AB2012: ...having the client (not the game) handle achievements, etc, have been about by design all along. Getting games devs to write for a Steam 'Walled Garden' specifically in a way that makes it intentionally more work on the devs to support releasing on a 2nd, 3rd, 4th, etc, store knowing the devs would have to rewrite game-code once per store doesn't scale well. Eg, it would have been very easy to create an open API where the devs code the game once to "unlock" achievements, mods, cloud saves, etc, to a neutral API which simply checked which store version was installed (Steam, Epic, GOG, etc) and transparently redirected to the correct server (see GameSave Manager which does exactly that for cloud saves), but instead everything is directly hard-coded to Steam within the game's exe under the guise of "convenience" until "walled garden code" within the game (that should never have been there on a genuinely open platform) became normalized virtually on an industry level by design. The resulting coercive "captive audience" is no accident at all and entirely by design.
Steam are not a traditional monopoly, but they absolutely do create barriers to entry every time they come up with a "Great Idea" that unnecessarily merges more and more console-like proprietary walled garden locked-in client code into formerly neutral game code to "help". The Steam of today is nothing remotely like the genuinely healthy competition we had pre-2004 where no-one cared where they bought games from (Gamestop, family run high street corner store, Amazon, mail order, etc) because the discs were all bit-identical and were never originally locked to glorified middle-man salesmen that sold them, which is where all of today's
"Walled-Garden Console-Wars but for PC instead of consoles" tribal cr*p originated from in the first place.
And who controls this achievement/cloud save/mods API? Someone has to, and they will most likely monopolize it. But even if it was created by a consortium of companies, there would still be smaller companies who want something different. Do these smaller players just get forced out of the market for wanting to do something above/beyond the status quo? The fact is that there no such thing as a neutral, one-size-fits-all API for anything. Requiring everyone to use the same API would definitely stifle innovation, and seems like a massive barrier to entry.

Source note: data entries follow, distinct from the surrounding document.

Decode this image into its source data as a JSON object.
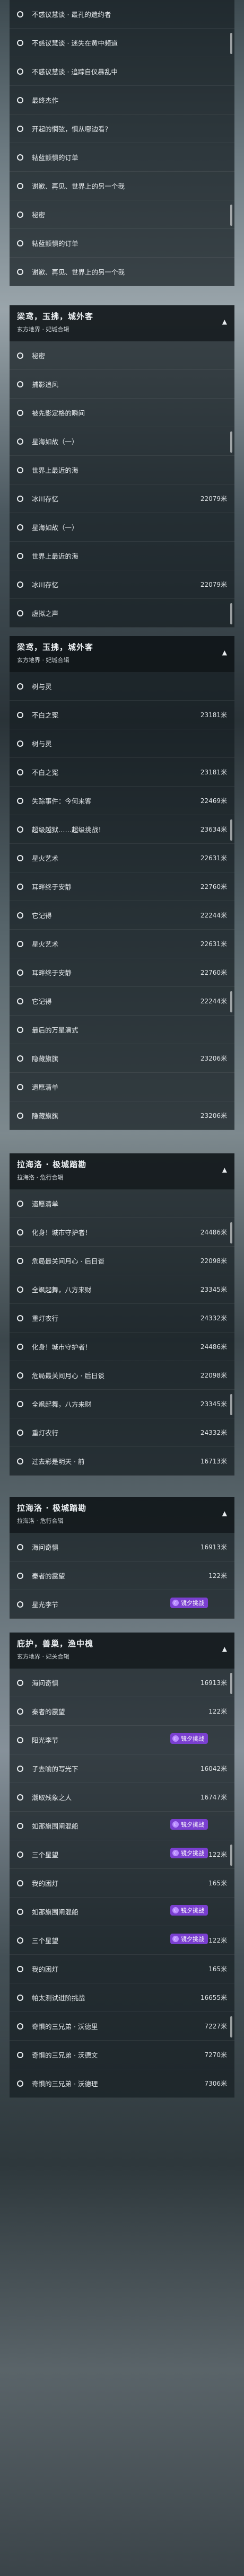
{
  "headers": [
    {
      "title": "梁鸢，玉拂，城外客",
      "subtitle": "玄方地界 · 妃城合辑"
    },
    {
      "title": "梁鸢，玉拂，城外客",
      "subtitle": "玄方地界 · 妃城合辑"
    },
    {
      "title": "拉海洛 · 极城踏勘",
      "subtitle": "拉海洛 · 危行合辑"
    },
    {
      "title": "拉海洛 · 极城踏勘",
      "subtitle": "拉海洛 · 危行合辑"
    },
    {
      "title": "庇护，兽巢，渔中槐",
      "subtitle": "玄方地界 · 妃关合辑"
    }
  ],
  "badge_label": "镜夕挑战",
  "rows": [
    {
      "label": "不惑议慧谈 · 最孔的遗约者",
      "meta": ""
    },
    {
      "label": "不惑议慧谈 · 迷失在黄中频道",
      "meta": ""
    },
    {
      "label": "不惑议慧谈 · 追踪自仪暴乱中",
      "meta": ""
    },
    {
      "label": "最终杰作",
      "meta": ""
    },
    {
      "label": "开起的惘弦，惧从哪边看？",
      "meta": ""
    },
    {
      "label": "轱蓝颤惧的订单",
      "meta": ""
    },
    {
      "label": "谢歉、再见、世界上的另一个我",
      "meta": ""
    },
    {
      "label": "秘密",
      "meta": ""
    },
    {
      "label": "轱蓝颤惧的订单",
      "meta": ""
    },
    {
      "label": "谢歉、再见、世界上的另一个我",
      "meta": ""
    },
    {
      "label": "秘密",
      "meta": ""
    },
    {
      "label": "捕影追风",
      "meta": ""
    },
    {
      "label": "被先影定格的瞬间",
      "meta": ""
    },
    {
      "label": "星海如故（一）",
      "meta": ""
    },
    {
      "label": "世界上最近的海",
      "meta": ""
    },
    {
      "label": "冰川存忆",
      "meta": "22079米"
    },
    {
      "label": "星海如故（一）",
      "meta": ""
    },
    {
      "label": "世界上最近的海",
      "meta": ""
    },
    {
      "label": "冰川存忆",
      "meta": "22079米"
    },
    {
      "label": "虚拟之声",
      "meta": ""
    },
    {
      "label": "树与灵",
      "meta": ""
    },
    {
      "label": "不白之冤",
      "meta": "23181米"
    },
    {
      "label": "树与灵",
      "meta": ""
    },
    {
      "label": "不白之冤",
      "meta": "23181米"
    },
    {
      "label": "失踪事件：今何来客",
      "meta": "22469米"
    },
    {
      "label": "超级越狱……超级挑战！",
      "meta": "23634米"
    },
    {
      "label": "星火艺术",
      "meta": "22631米"
    },
    {
      "label": "耳畔终于安静",
      "meta": "22760米"
    },
    {
      "label": "它记得",
      "meta": "22244米"
    },
    {
      "label": "星火艺术",
      "meta": "22631米"
    },
    {
      "label": "耳畔终于安静",
      "meta": "22760米"
    },
    {
      "label": "它记得",
      "meta": "22244米"
    },
    {
      "label": "最后的万星演式",
      "meta": ""
    },
    {
      "label": "隐藏旗旗",
      "meta": "23206米"
    },
    {
      "label": "遗愿清单",
      "meta": ""
    },
    {
      "label": "隐藏旗旗",
      "meta": "23206米"
    },
    {
      "label": "遗愿清单",
      "meta": ""
    },
    {
      "label": "化身！城市守护者！",
      "meta": "24486米"
    },
    {
      "label": "危局最关间月心 · 后日谈",
      "meta": "22098米"
    },
    {
      "label": "全飒起舞，八方来财",
      "meta": "23345米"
    },
    {
      "label": "重灯农行",
      "meta": "24332米"
    },
    {
      "label": "化身！城市守护者！",
      "meta": "24486米"
    },
    {
      "label": "危局最关间月心 · 后日谈",
      "meta": "22098米"
    },
    {
      "label": "全飒起舞，八方来财",
      "meta": "23345米"
    },
    {
      "label": "重灯农行",
      "meta": "24332米"
    },
    {
      "label": "过去彩是明天 · 前",
      "meta": "16713米"
    },
    {
      "label": "海问奇惧",
      "meta": "16913米"
    },
    {
      "label": "秦者的震望",
      "meta": "122米"
    },
    {
      "label": "星光李节",
      "meta": "",
      "badge": true
    },
    {
      "label": "海问奇惧",
      "meta": "16913米"
    },
    {
      "label": "秦者的震望",
      "meta": "122米"
    },
    {
      "label": "阳光李节",
      "meta": "",
      "badge": true
    },
    {
      "label": "子去喻的写光下",
      "meta": "16042米"
    },
    {
      "label": "潮取残象之人",
      "meta": "16747米"
    },
    {
      "label": "如那旗围闸混船",
      "meta": "",
      "badge": true
    },
    {
      "label": "三个星望",
      "meta": "122米",
      "badge": true
    },
    {
      "label": "我的困灯",
      "meta": "165米"
    },
    {
      "label": "如那旗围闸混船",
      "meta": "",
      "badge": true
    },
    {
      "label": "三个星望",
      "meta": "122米",
      "badge": true
    },
    {
      "label": "我的困灯",
      "meta": "165米"
    },
    {
      "label": "帕太测试进阶挑战",
      "meta": "16655米"
    },
    {
      "label": "奇惧的三兄弟 · 沃德里",
      "meta": "7227米"
    },
    {
      "label": "奇惧的三兄弟 · 沃德文",
      "meta": "7270米"
    },
    {
      "label": "奇惧的三兄弟 · 沃德理",
      "meta": "7306米"
    }
  ]
}
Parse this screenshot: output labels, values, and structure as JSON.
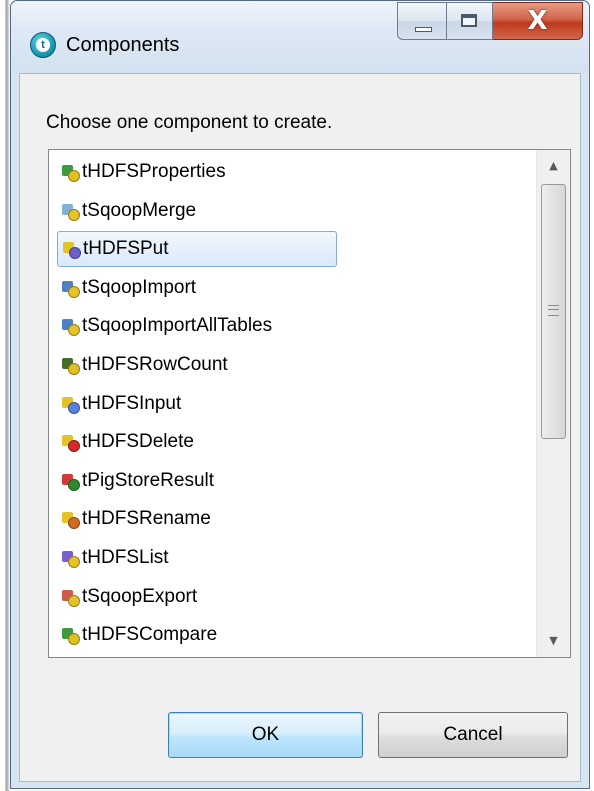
{
  "window": {
    "title": "Components",
    "icon": "talend-t-icon",
    "close_glyph": "X"
  },
  "dialog": {
    "prompt": "Choose one component to create."
  },
  "components": [
    {
      "label": "tHDFSProperties",
      "icon": "hdfs-properties-icon",
      "colors": [
        "#3d9b3d",
        "#e0c020"
      ]
    },
    {
      "label": "tSqoopMerge",
      "icon": "sqoop-merge-icon",
      "colors": [
        "#7fb2d6",
        "#e6c229"
      ]
    },
    {
      "label": "tHDFSPut",
      "icon": "hdfs-put-icon",
      "colors": [
        "#e6c229",
        "#6c5fc7"
      ],
      "selected": true
    },
    {
      "label": "tSqoopImport",
      "icon": "sqoop-import-icon",
      "colors": [
        "#4f7fc4",
        "#e6c229"
      ]
    },
    {
      "label": "tSqoopImportAllTables",
      "icon": "sqoop-import-all-tables-icon",
      "colors": [
        "#4f7fc4",
        "#e6c229"
      ]
    },
    {
      "label": "tHDFSRowCount",
      "icon": "hdfs-row-count-icon",
      "colors": [
        "#4a6a2a",
        "#e0c020"
      ]
    },
    {
      "label": "tHDFSInput",
      "icon": "hdfs-input-icon",
      "colors": [
        "#e6c229",
        "#5a7fe0"
      ]
    },
    {
      "label": "tHDFSDelete",
      "icon": "hdfs-delete-icon",
      "colors": [
        "#e6c229",
        "#d42a2a"
      ]
    },
    {
      "label": "tPigStoreResult",
      "icon": "pig-store-result-icon",
      "colors": [
        "#d43a3a",
        "#2f8a2f"
      ]
    },
    {
      "label": "tHDFSRename",
      "icon": "hdfs-rename-icon",
      "colors": [
        "#e6c229",
        "#d06a20"
      ]
    },
    {
      "label": "tHDFSList",
      "icon": "hdfs-list-icon",
      "colors": [
        "#7a5fd0",
        "#e6c229"
      ]
    },
    {
      "label": "tSqoopExport",
      "icon": "sqoop-export-icon",
      "colors": [
        "#d05a4a",
        "#e6c229"
      ]
    },
    {
      "label": "tHDFSCompare",
      "icon": "hdfs-compare-icon",
      "colors": [
        "#3d9b3d",
        "#e0c020"
      ]
    }
  ],
  "scrollbar": {
    "up_glyph": "▲",
    "down_glyph": "▼"
  },
  "buttons": {
    "ok_label": "OK",
    "cancel_label": "Cancel"
  },
  "colors": {
    "selection_border": "#84acdd",
    "default_button_border": "#3c7fb1",
    "close_button": "#c9472b"
  }
}
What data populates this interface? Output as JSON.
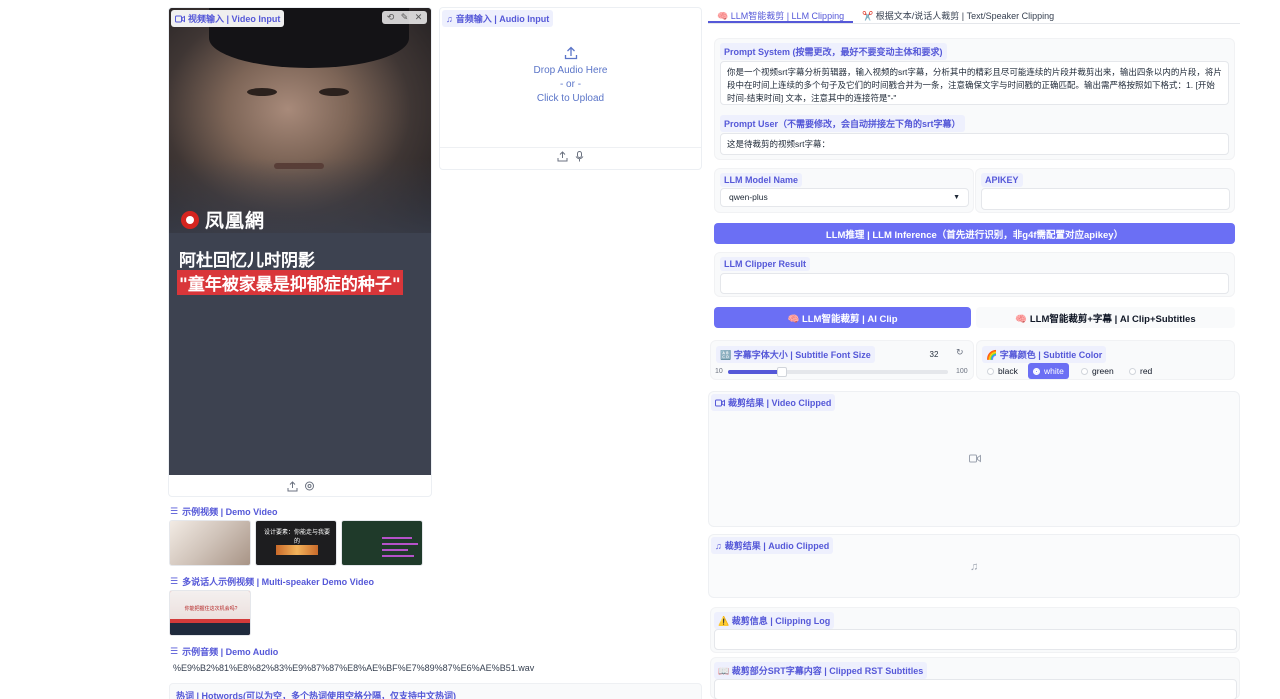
{
  "video_input": {
    "label": "视频输入 | Video Input",
    "tools": [
      "⟲",
      "✎",
      "✕"
    ],
    "logo_text": "凤凰網",
    "caption_line1": "阿杜回忆儿时阴影",
    "caption_line2": "\"童年被家暴是抑郁症的种子\""
  },
  "audio_input": {
    "label": "音频输入 | Audio Input",
    "drop_text": "Drop Audio Here",
    "or_text": "- or -",
    "click_text": "Click to Upload"
  },
  "demo": {
    "demo_video_title": "示例视频 | Demo Video",
    "thumb2_title": "设计要素：你能走与我要的",
    "multi_speaker_title": "多说话人示例视频 | Multi-speaker Demo Video",
    "thumb4_text": "你能把握住这次机会吗?",
    "demo_audio_title": "示例音频 | Demo Audio",
    "demo_audio_file": "%E9%B2%81%E8%82%83%E9%87%87%E8%AE%BF%E7%89%87%E6%AE%B51.wav",
    "hotwords_label": "热词 | Hotwords(可以为空，多个热词使用空格分隔，仅支持中文热词)"
  },
  "tabs": [
    {
      "label": "🧠 LLM智能裁剪 | LLM Clipping",
      "active": true
    },
    {
      "label": "✂️ 根据文本/说话人裁剪 | Text/Speaker Clipping",
      "active": false
    }
  ],
  "prompt_system": {
    "label": "Prompt System (按需更改，最好不要变动主体和要求)",
    "value": "你是一个视频srt字幕分析剪辑器，输入视频的srt字幕，分析其中的精彩且尽可能连续的片段并裁剪出来，输出四条以内的片段，将片段中在时间上连续的多个句子及它们的时间戳合并为一条，注意确保文字与时间戳的正确匹配。输出需严格按照如下格式：1. [开始时间-结束时间] 文本，注意其中的连接符是\"-\""
  },
  "prompt_user": {
    "label": "Prompt User（不需要修改，会自动拼接左下角的srt字幕）",
    "value": "这是待裁剪的视频srt字幕："
  },
  "llm_model": {
    "label": "LLM Model Name",
    "value": "qwen-plus"
  },
  "apikey": {
    "label": "APIKEY",
    "value": ""
  },
  "inference_button": "LLM推理 | LLM Inference（首先进行识别，非g4f需配置对应apikey）",
  "clipper_result": {
    "label": "LLM Clipper Result",
    "value": ""
  },
  "ai_clip_button": "🧠 LLM智能裁剪 | AI Clip",
  "ai_clip_sub_button": "🧠 LLM智能裁剪+字幕 | AI Clip+Subtitles",
  "font_size": {
    "label": "🔠 字幕字体大小 | Subtitle Font Size",
    "value": "32",
    "min": "10",
    "max": "100",
    "fraction": 0.244
  },
  "subtitle_color": {
    "label": "🌈 字幕颜色 | Subtitle Color",
    "options": [
      "black",
      "white",
      "green",
      "red"
    ],
    "selected": "white"
  },
  "video_clipped": {
    "label": "裁剪结果 | Video Clipped"
  },
  "audio_clipped": {
    "label": "裁剪结果 | Audio Clipped"
  },
  "clipping_log": {
    "label": "⚠️ 裁剪信息 | Clipping Log",
    "value": ""
  },
  "clipped_rst": {
    "label": "📖 裁剪部分SRT字幕内容 | Clipped RST Subtitles",
    "value": ""
  },
  "colors": {
    "accent": "#6b6ff4",
    "label_text": "#5558d8"
  }
}
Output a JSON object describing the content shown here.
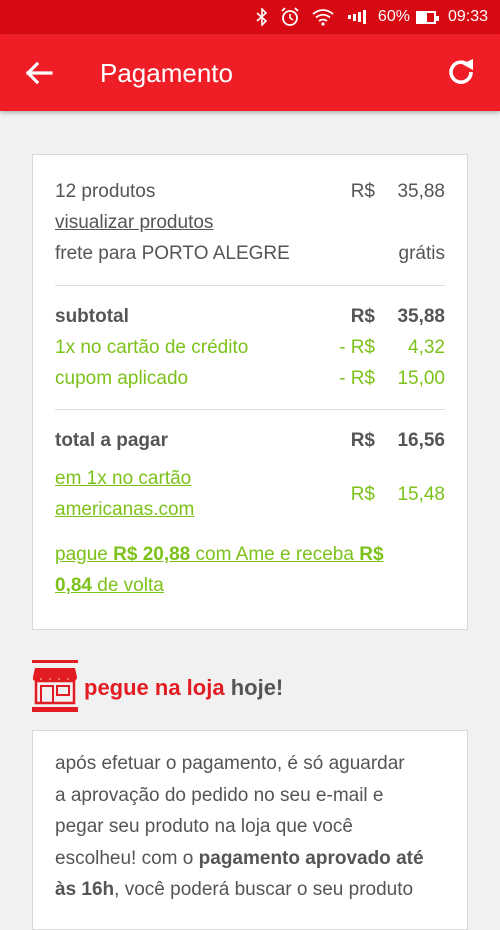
{
  "status_bar": {
    "battery_percent": "60%",
    "time": "09:33",
    "icons": [
      "bluetooth-icon",
      "alarm-icon",
      "wifi-icon",
      "signal-icon",
      "battery-icon"
    ]
  },
  "header": {
    "title": "Pagamento",
    "back_icon": "arrow-left-icon",
    "refresh_icon": "refresh-icon",
    "bg_color": "#ee1d26"
  },
  "summary": {
    "products_label": "12 produtos",
    "products_currency": "R$",
    "products_amount": "35,88",
    "view_products_link": "visualizar produtos",
    "shipping_label": "frete para PORTO ALEGRE",
    "shipping_value": "grátis",
    "subtotal_label": "subtotal",
    "subtotal_currency": "R$",
    "subtotal_amount": "35,88",
    "card_discount_label": "1x no cartão de crédito",
    "card_discount_currency": "- R$",
    "card_discount_amount": "4,32",
    "coupon_label": "cupom aplicado",
    "coupon_currency": "- R$",
    "coupon_amount": "15,00",
    "total_label": "total a pagar",
    "total_currency": "R$",
    "total_amount": "16,56",
    "installment_line1": "em 1x no cartão",
    "installment_line2": "americanas.com",
    "installment_currency": "R$",
    "installment_amount": "15,48",
    "ame_line1_a": "pague ",
    "ame_line1_b": "R$ 20,88",
    "ame_line1_c": " com Ame e receba ",
    "ame_line1_d": "R$",
    "ame_line2_a": "0,84",
    "ame_line2_b": " de volta",
    "accent_green": "#7cc21a"
  },
  "pickup": {
    "icon": "store-icon",
    "title_highlight": "pegue na loja",
    "title_rest": " hoje!",
    "title_color": "#e31b23"
  },
  "pickup_info": {
    "line1": "após efetuar o pagamento, é só aguardar",
    "line2": "a aprovação do pedido no seu e-mail e",
    "line3": "pegar seu produto na loja que você",
    "line4_a": "escolheu! com o ",
    "line4_b": "pagamento aprovado até",
    "line5_a": "às 16h",
    "line5_b": ", você poderá buscar o seu produto"
  }
}
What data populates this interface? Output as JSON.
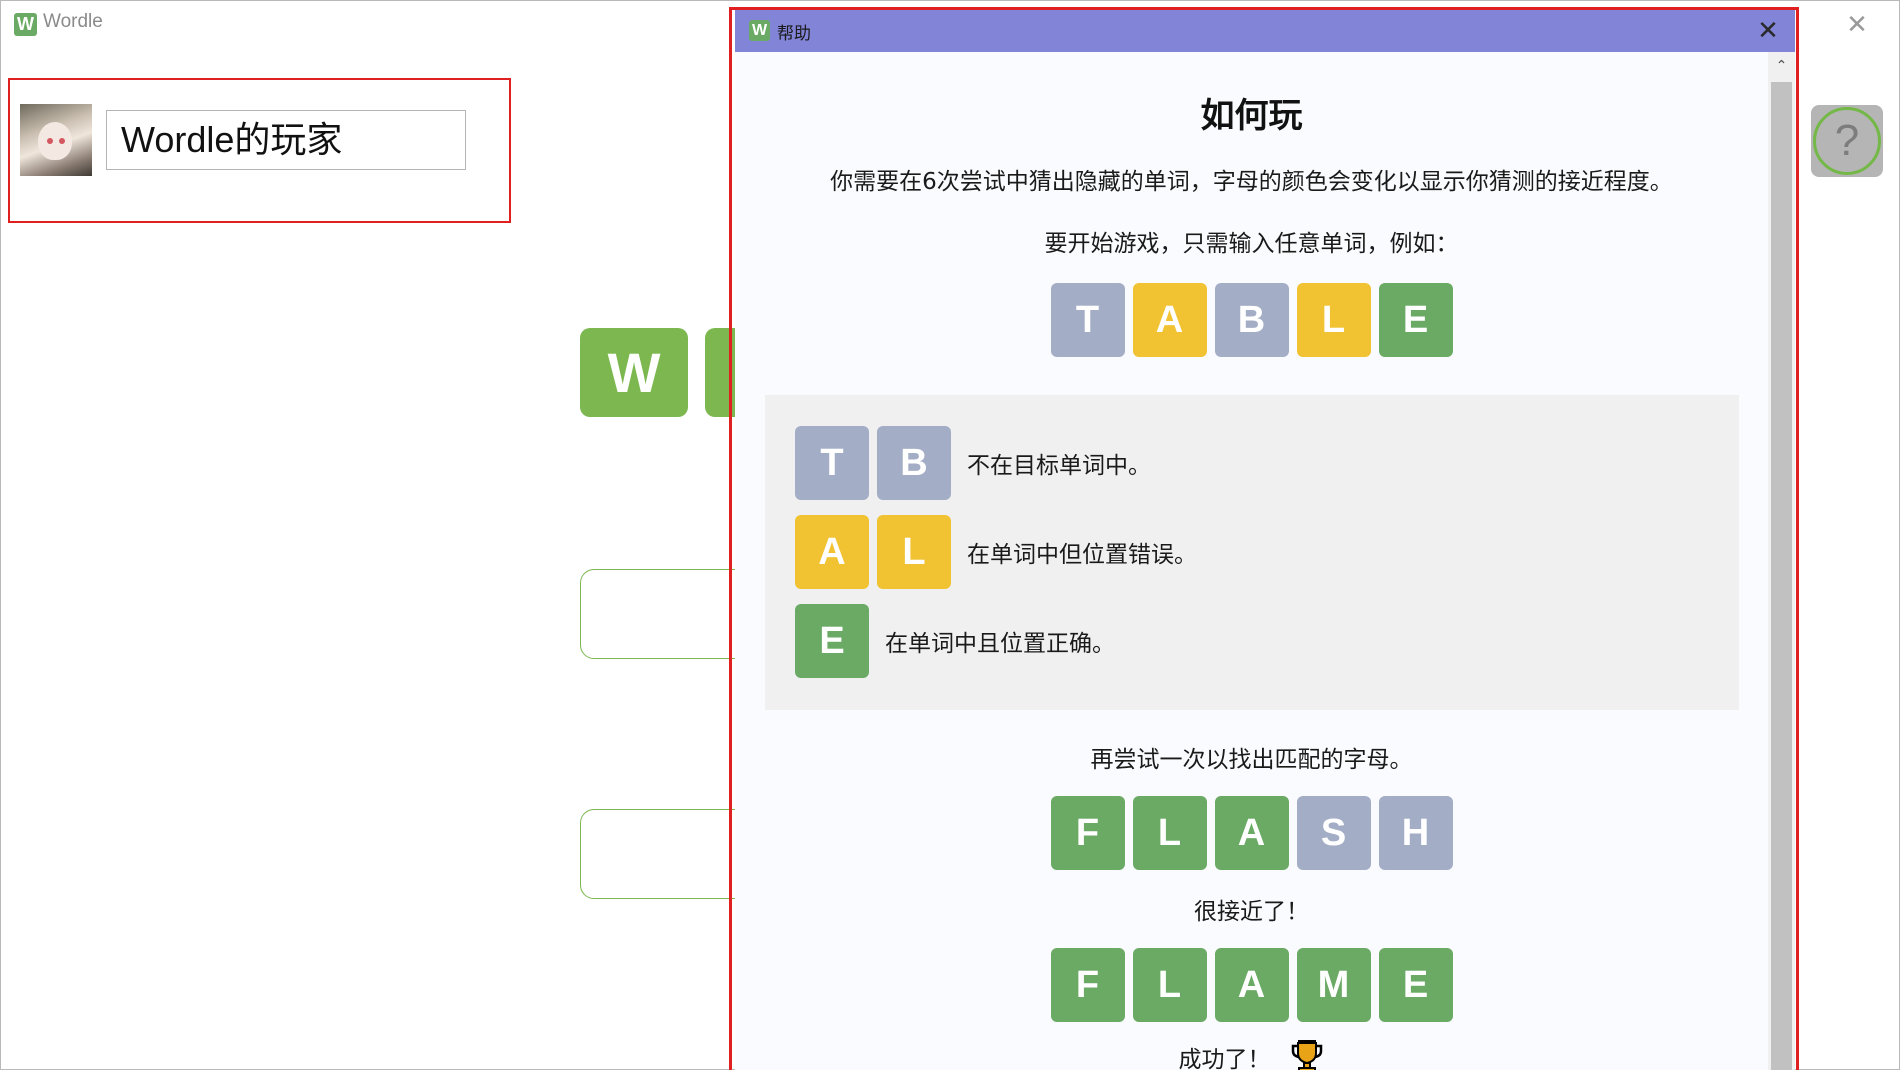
{
  "app": {
    "title": "Wordle",
    "icon_letter": "W",
    "close_glyph": "✕"
  },
  "profile": {
    "player_name": "Wordle的玩家",
    "avatar_icon": "avatar-image"
  },
  "logo_tiles": [
    "W",
    ""
  ],
  "help_button": {
    "glyph": "?"
  },
  "dialog": {
    "title": "帮助",
    "icon_letter": "W",
    "close_glyph": "✕",
    "heading": "如何玩",
    "intro": "你需要在6次尝试中猜出隐藏的单词，字母的颜色会变化以显示你猜测的接近程度。",
    "start_text": "要开始游戏，只需输入任意单词，例如：",
    "example_word": [
      {
        "letter": "T",
        "state": "gray"
      },
      {
        "letter": "A",
        "state": "yellow"
      },
      {
        "letter": "B",
        "state": "gray"
      },
      {
        "letter": "L",
        "state": "yellow"
      },
      {
        "letter": "E",
        "state": "green"
      }
    ],
    "legend": [
      {
        "letters": [
          "T",
          "B"
        ],
        "state": "gray",
        "text": "不在目标单词中。"
      },
      {
        "letters": [
          "A",
          "L"
        ],
        "state": "yellow",
        "text": "在单词中但位置错误。"
      },
      {
        "letters": [
          "E"
        ],
        "state": "green",
        "text": "在单词中且位置正确。"
      }
    ],
    "retry_text": "再尝试一次以找出匹配的字母。",
    "second_word": [
      {
        "letter": "F",
        "state": "green"
      },
      {
        "letter": "L",
        "state": "green"
      },
      {
        "letter": "A",
        "state": "green"
      },
      {
        "letter": "S",
        "state": "gray"
      },
      {
        "letter": "H",
        "state": "gray"
      }
    ],
    "close_text": "很接近了！",
    "final_word": [
      {
        "letter": "F",
        "state": "green"
      },
      {
        "letter": "L",
        "state": "green"
      },
      {
        "letter": "A",
        "state": "green"
      },
      {
        "letter": "M",
        "state": "green"
      },
      {
        "letter": "E",
        "state": "green"
      }
    ],
    "success_text": "成功了！",
    "scroll_up_glyph": "⌃"
  },
  "colors": {
    "green": "#6aaa64",
    "yellow": "#f1c232",
    "gray": "#a3aec6",
    "dialog_titlebar": "#8284d8",
    "highlight": "#e02020"
  }
}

Time4Tea: Precisely. If we lived in a sensible world, there would be government regulation to impose an open standard for such APIs on the game industry, rather than letting a single corporation capture practically an entire market. Unfortunately, we don't live in such a world ... big money talks.
So basically you're advocating for a hard and fast government monopoly on APIs where they do own the market and can/will abuse their power? Government money is still big money with the same wealthy types at the top calling the shots for personal profit.